Notts TV will broadcast the joint City Council, County Council and districts of Nottinghamshire commemorations of the 75th anniversary of VJ Day.
VJ Day is when Japan surrendered in the Second World War on August 15 1945, bringing and end to the Second World War.
While VE Day marked the end of the war in Europe in May 1945, many thousands of Armed Forces personnel were still engaged in bitter fighting in the Far East, and victory over Japan would come at a heavy price.
Tens of thousands of service personnel from across the UK and the Commonwealth fought and died in the war against Japan, including those who were held as prisoners of war by the Japanese.
Although events taking place across the UK are still subject to social distancing guidelines and local lockdown restrictions, the Nottinghamshire commemorations being held both at Victoria Embankment and St Mary’s Church in Lace Market can be watched live on Notts TV from 12.30pm.
There will also be footage available on social media from the afternoon.
Video: Colonel James Gunn OBE speaks to Jake Brigstock about what VJ Day means to him
Owen Shipton, Head of Output at Notts TV, said: “We feel very privileged to be broadcasting the service at St Mary’s church and t”e commemorations at Victoria Embankment on Notts TV.
“We are very glad to be giving more people the chance to observe this special moment, especially at a time when social distancing remains so important.”
The feed will include excerpts from the first commemoration event of the day which is a party of civic dignitaries placing wreaths at the memorial.
The live stream, a first for such an event in the city, will be broadcast from St Mary’s Church where a commemorative service will be attended by The Lord and Deputy Lieutenants of Nottingham, The High Sheriff of Nottingham, The Lord Mayor of Nottingham and a small group of leaders invited from local communities.
This is not a public service and members of the public are asked not to attend.
Cllr Rebecca Langton, Portfolio Holder for Communities, Highways and Strategic Transport said: “It is absolutely right and fitting that, even in the difficult circumstances we find ourselves in, we remember the huge sacrifices that led to Victory in Japan and the end of the Second World War.
“We are pleased to be working with the County Council on commemorating this significant day in our history and working with Notts TV means we can bring the event to many people that would have come out to pay their respects in usual circumstances but cannot due to social distancing restrictions.
“Broadcasting live gives everybody a chance to watch the commemorations for Nottinghamshire at a time that is most convenient for them.
“We will also share images and video from the services via our partners after the event.”
Cllr Kay Cutts MBE, leader of Nottinghamshire County Council, said: “As we mark VJ Day, I would like to pay tribute to all those who fought in the Far East campaign, and in doing so take time to think and be thankful that were it not for the ultimate sacrifice made all those years ago by brave men and women, we would not be enjoying the freedoms we have today.
“Yours is not the Forgotten Army.
“Nottinghamshire veterans and their families will no doubt reminisce on one of the worst episodes in British Military history, during which tens of thousands of service men and women from across the Empire and Commonwealth were forced to endure the harsh realities of jungle warfare, and in some cases, the brutalities of prisoner of war camps.
“We must not forget that the Fourteenth Army was the most diverse in history.
“Veterans of the Far East campaign will be at the heart of the commemorations as the nation and Nottinghamshire thank them for their service and sacrifice.”
The Reverend Tom Gillum will lead the congregation through a series of readings, presentations, and pre-recorded interviews and hymns which will reflect the local involvement in the conflict.
There will also be a recorded interview with Colonel James Gunn – a British officer who served with Mountain Artillery Training Centre, Royal Artillery, in GB and India, 1945-1947 and with the 307 Field Regiment (South Notts Hussars), 1951-1966.
He will also reflect on his experiences as Colonel in the Royal Artillery at Bullwell Drill Hall, 1962-1966.
Deputy Lieutenant for the County Dr Jas Bilkhu will represent the Commonwealth.
Fighting in the Asia-Pacific took place from Hawaii to North East India.

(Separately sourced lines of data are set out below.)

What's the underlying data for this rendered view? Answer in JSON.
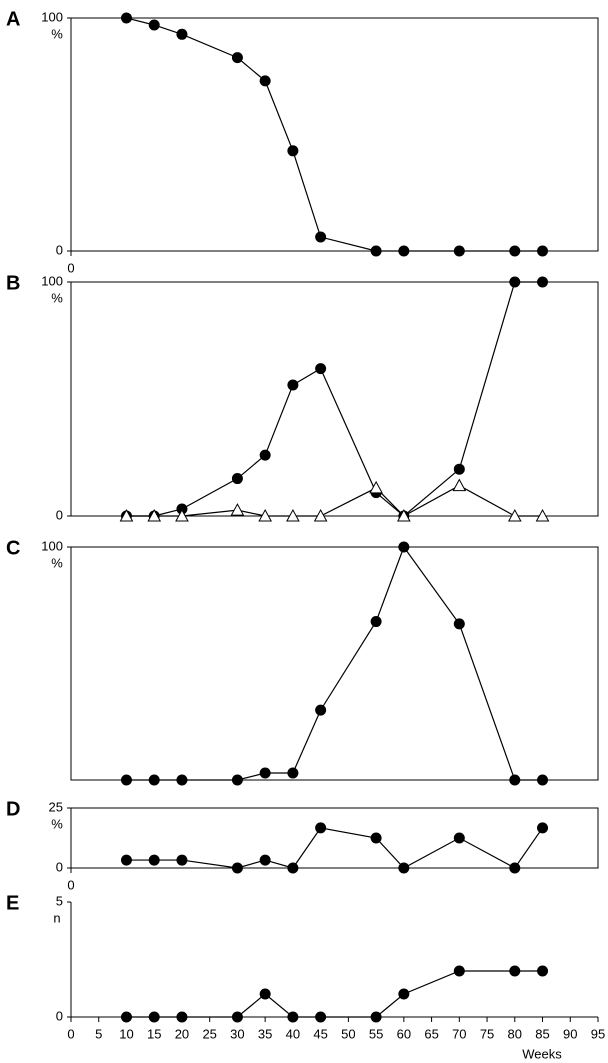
{
  "chart_data": [
    {
      "type": "line",
      "panel_label": "A",
      "ylabel": "%",
      "xlim": [
        0,
        95
      ],
      "ylim": [
        0,
        100
      ],
      "yticks": [
        0,
        100
      ],
      "xticks": [
        0
      ],
      "x": [
        10,
        15,
        20,
        30,
        35,
        40,
        45,
        55,
        60,
        70,
        80,
        85
      ],
      "series": [
        {
          "marker": "circle",
          "color": "#000000",
          "values": [
            100,
            97,
            93,
            83,
            73,
            43,
            6,
            0,
            0,
            0,
            0,
            0
          ]
        }
      ]
    },
    {
      "type": "line",
      "panel_label": "B",
      "ylabel": "%",
      "xlim": [
        0,
        95
      ],
      "ylim": [
        0,
        100
      ],
      "yticks": [
        0,
        100
      ],
      "xticks": [],
      "x": [
        10,
        15,
        20,
        30,
        35,
        40,
        45,
        55,
        60,
        70,
        80,
        85
      ],
      "series": [
        {
          "marker": "circle",
          "color": "#000000",
          "values": [
            0,
            0,
            3,
            16,
            26,
            56,
            63,
            10,
            0,
            20,
            100,
            100
          ]
        },
        {
          "marker": "triangle",
          "color": "#000000",
          "values": [
            0,
            0,
            0,
            2.5,
            0,
            0,
            0,
            12,
            0,
            13,
            0,
            0
          ]
        }
      ]
    },
    {
      "type": "line",
      "panel_label": "C",
      "ylabel": "%",
      "xlim": [
        0,
        95
      ],
      "ylim": [
        0,
        100
      ],
      "yticks": [
        100
      ],
      "xticks": [],
      "x": [
        10,
        15,
        20,
        30,
        35,
        40,
        45,
        55,
        60,
        70,
        80,
        85
      ],
      "series": [
        {
          "marker": "circle",
          "color": "#000000",
          "values": [
            0,
            0,
            0,
            0,
            3,
            3,
            30,
            68,
            100,
            67,
            0,
            0
          ]
        }
      ]
    },
    {
      "type": "line",
      "panel_label": "D",
      "ylabel": "%",
      "xlim": [
        0,
        95
      ],
      "ylim": [
        0,
        25
      ],
      "yticks": [
        0,
        25
      ],
      "xticks": [
        0
      ],
      "x": [
        10,
        15,
        20,
        30,
        35,
        40,
        45,
        55,
        60,
        70,
        80,
        85
      ],
      "series": [
        {
          "marker": "circle",
          "color": "#000000",
          "values": [
            3.3,
            3.3,
            3.3,
            0,
            3.3,
            0,
            16.7,
            12.5,
            0,
            12.5,
            0,
            16.7
          ]
        }
      ]
    },
    {
      "type": "line",
      "panel_label": "E",
      "ylabel": "n",
      "xlabel": "Weeks",
      "xlim": [
        0,
        95
      ],
      "ylim": [
        0,
        5
      ],
      "yticks": [
        0,
        5
      ],
      "xticks": [
        0,
        5,
        10,
        15,
        20,
        25,
        30,
        35,
        40,
        45,
        50,
        55,
        60,
        65,
        70,
        75,
        80,
        85,
        90,
        95
      ],
      "x": [
        10,
        15,
        20,
        30,
        35,
        40,
        45,
        55,
        60,
        70,
        80,
        85
      ],
      "series": [
        {
          "marker": "circle",
          "color": "#000000",
          "values": [
            0,
            0,
            0,
            0,
            1,
            0,
            0,
            0,
            1,
            2,
            2,
            2
          ]
        }
      ]
    }
  ]
}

Britain and the Commonwealth’s principal fighting force, the Fourteenth Army, was one of the most diverse in history – more than 40 languages were spoken, and all the world’s major religions represented.
The small congregation will reflect this with representatives from the Polish, Muslim, and Gurkha communities, among others.
President of the local Royal British Legion in Nottinghamshire, Colonel David Sneath will also attend the event.
His work on local regiments – The Sherwood Foresters and the war in the Far East – will be presented as part of the service.
The sermon will be delivered by Major General Timothy Cross CBE – a retired British Army officer and military logistics expert.
He has lectured both in the UK and elsewhere since his retirement and is a visiting professor at several British universities including the University of Nottingham, University of Reading and Cranfield University.
Since 2007, he has been army advisor to the House of Commons Defence Select Committee.
The Army, Navy, and RAF will be represented as well as the Police and Fire and Rescue Services.